I HAVE talked often in this column about how fortunate I am to have a close group of friends. I say fortunate because not everyone is fortunate enough, for many reasons, to have one close friend, let alone a group. Friendship, like any relationship, isn’t a right; it doesn’t follow a plan; it isn’t always easy and uncomplicated and it doesn’t necessarily get bestowed upon those who most deserve it.

Some of my friends are fairly new and some incredibly long standing, the longest standing of all being my friend Alex. I’ve known Alex from the age of 11, but recall her being my ‘proper’ friend from 14, around the time of GCSE Drama. I noticed her huge, bluebell eyes and bob of blond hair and a laugh that said friendly, but wicked, something subsequently I have found to echo her glorious personality.

By ‘A’ Level, my natural red hair had been dyed black, but she remained constant, sunny outside mirroring a sunny inside. Then one day I was a monkey. I don’t recall the detail, (Alex probably does), but I do recall she told me off. I deserved it. She called me out and that sun turned to steel and that warmth I had always felt towards her had a massive dollop of respect added to it. Throughout University we visited one another, spending what felt like hours at Crewe station on chilly Sunday evenings waiting for connecting trains. We discussed boyfriends and crushes, hopes and ideas; drank B52s and cheap wine and danced to 80’s golden oldies and tunes that would one day become 90’s classics.

In the ‘grown up’ years we’ve been there for marriages, babies, illnesses, deaths, career changes, study, house moves and rifts. It’s not for just anyone I would clamber pregnant, in to a punt on the Cam, but I happily did for Alex’s 30th. I have a memory of Alex linked with every significant moment in my life and myriad memories of Alex at so many less Hallmark, but still important times. She’s present even when not present. Recently my Son sang with a choir at St David’s Hall and I thought, Alex would love this, because she’s a singer too.

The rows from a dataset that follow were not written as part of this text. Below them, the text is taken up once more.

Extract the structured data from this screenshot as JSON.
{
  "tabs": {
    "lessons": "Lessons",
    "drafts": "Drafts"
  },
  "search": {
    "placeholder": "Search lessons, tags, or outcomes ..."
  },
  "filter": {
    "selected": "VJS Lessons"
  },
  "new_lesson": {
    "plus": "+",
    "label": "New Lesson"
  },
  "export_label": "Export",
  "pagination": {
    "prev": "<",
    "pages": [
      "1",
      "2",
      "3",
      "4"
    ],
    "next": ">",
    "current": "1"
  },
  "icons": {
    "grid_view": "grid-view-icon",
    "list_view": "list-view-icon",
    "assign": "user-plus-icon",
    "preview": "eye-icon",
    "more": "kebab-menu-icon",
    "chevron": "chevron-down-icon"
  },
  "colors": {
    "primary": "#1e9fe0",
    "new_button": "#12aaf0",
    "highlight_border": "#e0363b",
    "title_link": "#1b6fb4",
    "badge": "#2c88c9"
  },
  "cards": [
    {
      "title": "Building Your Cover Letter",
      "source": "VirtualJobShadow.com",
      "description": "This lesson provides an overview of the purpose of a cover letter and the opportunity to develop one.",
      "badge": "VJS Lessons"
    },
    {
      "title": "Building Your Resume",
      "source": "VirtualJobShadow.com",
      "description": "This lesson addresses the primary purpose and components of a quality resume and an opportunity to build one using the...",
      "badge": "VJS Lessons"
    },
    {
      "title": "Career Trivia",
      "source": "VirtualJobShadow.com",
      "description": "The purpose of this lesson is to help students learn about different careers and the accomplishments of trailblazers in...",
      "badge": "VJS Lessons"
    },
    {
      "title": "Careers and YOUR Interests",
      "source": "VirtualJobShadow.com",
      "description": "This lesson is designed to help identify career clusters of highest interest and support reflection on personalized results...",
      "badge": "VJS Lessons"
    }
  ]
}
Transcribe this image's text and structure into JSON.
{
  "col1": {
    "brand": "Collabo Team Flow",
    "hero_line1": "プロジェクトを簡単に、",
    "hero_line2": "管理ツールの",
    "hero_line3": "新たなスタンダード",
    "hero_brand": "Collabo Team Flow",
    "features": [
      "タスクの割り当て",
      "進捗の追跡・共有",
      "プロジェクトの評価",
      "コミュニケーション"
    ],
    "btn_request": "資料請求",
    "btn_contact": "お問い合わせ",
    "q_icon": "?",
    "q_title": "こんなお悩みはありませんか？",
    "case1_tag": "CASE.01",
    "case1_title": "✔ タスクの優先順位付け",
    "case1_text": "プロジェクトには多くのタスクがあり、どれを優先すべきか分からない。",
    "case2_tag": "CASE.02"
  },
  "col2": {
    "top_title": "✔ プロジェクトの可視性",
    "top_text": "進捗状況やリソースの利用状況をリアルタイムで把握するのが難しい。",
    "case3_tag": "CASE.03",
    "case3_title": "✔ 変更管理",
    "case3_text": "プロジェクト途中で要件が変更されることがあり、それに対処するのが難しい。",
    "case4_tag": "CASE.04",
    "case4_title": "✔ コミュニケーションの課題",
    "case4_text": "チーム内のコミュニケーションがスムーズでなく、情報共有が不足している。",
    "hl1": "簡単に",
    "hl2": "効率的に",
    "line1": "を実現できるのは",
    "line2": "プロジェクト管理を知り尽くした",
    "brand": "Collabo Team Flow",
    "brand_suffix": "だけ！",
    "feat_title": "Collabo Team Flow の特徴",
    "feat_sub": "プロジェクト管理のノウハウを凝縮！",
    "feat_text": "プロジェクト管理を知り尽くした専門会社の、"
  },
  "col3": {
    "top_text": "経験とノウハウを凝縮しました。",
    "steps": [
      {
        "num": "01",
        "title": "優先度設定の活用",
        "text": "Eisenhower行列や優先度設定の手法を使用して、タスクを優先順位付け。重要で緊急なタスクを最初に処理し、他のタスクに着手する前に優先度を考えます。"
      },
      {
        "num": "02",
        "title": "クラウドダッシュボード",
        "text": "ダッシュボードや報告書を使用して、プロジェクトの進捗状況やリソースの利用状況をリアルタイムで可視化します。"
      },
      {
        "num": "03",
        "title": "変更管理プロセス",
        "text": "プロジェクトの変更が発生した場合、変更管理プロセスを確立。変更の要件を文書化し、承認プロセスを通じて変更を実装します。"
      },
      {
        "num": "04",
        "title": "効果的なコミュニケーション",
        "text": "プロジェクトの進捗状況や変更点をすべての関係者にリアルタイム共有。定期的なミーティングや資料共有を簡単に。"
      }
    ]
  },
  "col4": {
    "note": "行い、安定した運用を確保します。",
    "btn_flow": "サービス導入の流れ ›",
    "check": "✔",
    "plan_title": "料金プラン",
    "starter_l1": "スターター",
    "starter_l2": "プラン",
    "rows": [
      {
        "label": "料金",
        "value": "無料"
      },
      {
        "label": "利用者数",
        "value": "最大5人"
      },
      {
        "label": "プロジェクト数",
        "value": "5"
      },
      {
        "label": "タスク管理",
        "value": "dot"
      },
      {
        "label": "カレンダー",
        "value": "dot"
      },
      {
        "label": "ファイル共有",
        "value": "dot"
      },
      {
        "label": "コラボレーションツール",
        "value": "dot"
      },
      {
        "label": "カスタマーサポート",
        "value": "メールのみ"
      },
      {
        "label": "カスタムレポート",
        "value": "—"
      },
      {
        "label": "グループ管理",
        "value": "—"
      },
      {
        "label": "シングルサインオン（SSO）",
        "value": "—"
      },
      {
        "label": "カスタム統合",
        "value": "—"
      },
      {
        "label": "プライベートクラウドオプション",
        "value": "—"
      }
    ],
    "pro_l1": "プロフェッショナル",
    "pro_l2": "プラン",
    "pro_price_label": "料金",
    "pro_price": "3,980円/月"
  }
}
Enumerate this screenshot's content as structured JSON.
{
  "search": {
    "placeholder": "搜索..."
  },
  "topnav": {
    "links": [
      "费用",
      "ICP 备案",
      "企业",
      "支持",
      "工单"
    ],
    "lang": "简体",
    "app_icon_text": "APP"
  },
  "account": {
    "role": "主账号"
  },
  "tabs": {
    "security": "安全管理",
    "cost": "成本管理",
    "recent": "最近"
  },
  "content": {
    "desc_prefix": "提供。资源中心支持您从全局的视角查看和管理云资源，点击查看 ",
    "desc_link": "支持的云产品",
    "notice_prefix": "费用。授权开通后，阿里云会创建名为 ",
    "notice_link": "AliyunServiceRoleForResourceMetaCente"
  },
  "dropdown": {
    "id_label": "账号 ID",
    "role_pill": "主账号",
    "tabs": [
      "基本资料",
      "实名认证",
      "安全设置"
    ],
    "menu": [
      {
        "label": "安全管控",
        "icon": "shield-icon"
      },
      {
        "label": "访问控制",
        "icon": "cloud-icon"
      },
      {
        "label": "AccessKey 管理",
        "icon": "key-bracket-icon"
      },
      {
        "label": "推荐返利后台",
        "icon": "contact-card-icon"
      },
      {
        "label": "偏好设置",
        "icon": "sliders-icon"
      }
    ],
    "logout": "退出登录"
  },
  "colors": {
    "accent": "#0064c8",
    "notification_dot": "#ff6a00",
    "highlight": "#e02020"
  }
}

Now we’re 200 miles apart, but make time for afternoon tea; trips to see musicals and sitting on each others’ settees sipping tea and a friendship born in a school theatre is nurtured and cherished. It was on my settee that she asked me to be Godmother to her child and I can think of few things of which I am more proud.

Alex’s parents live close to mine and 25 years later, when we’re both ‘home’ and my Dad is dropping me at hers so we can pop to the pub, it’s a standing joke that we get lost on the five minute journey, every time. But what is never lost is the loyalty, love and respect that our friendship is built on and for which I will forever be grateful.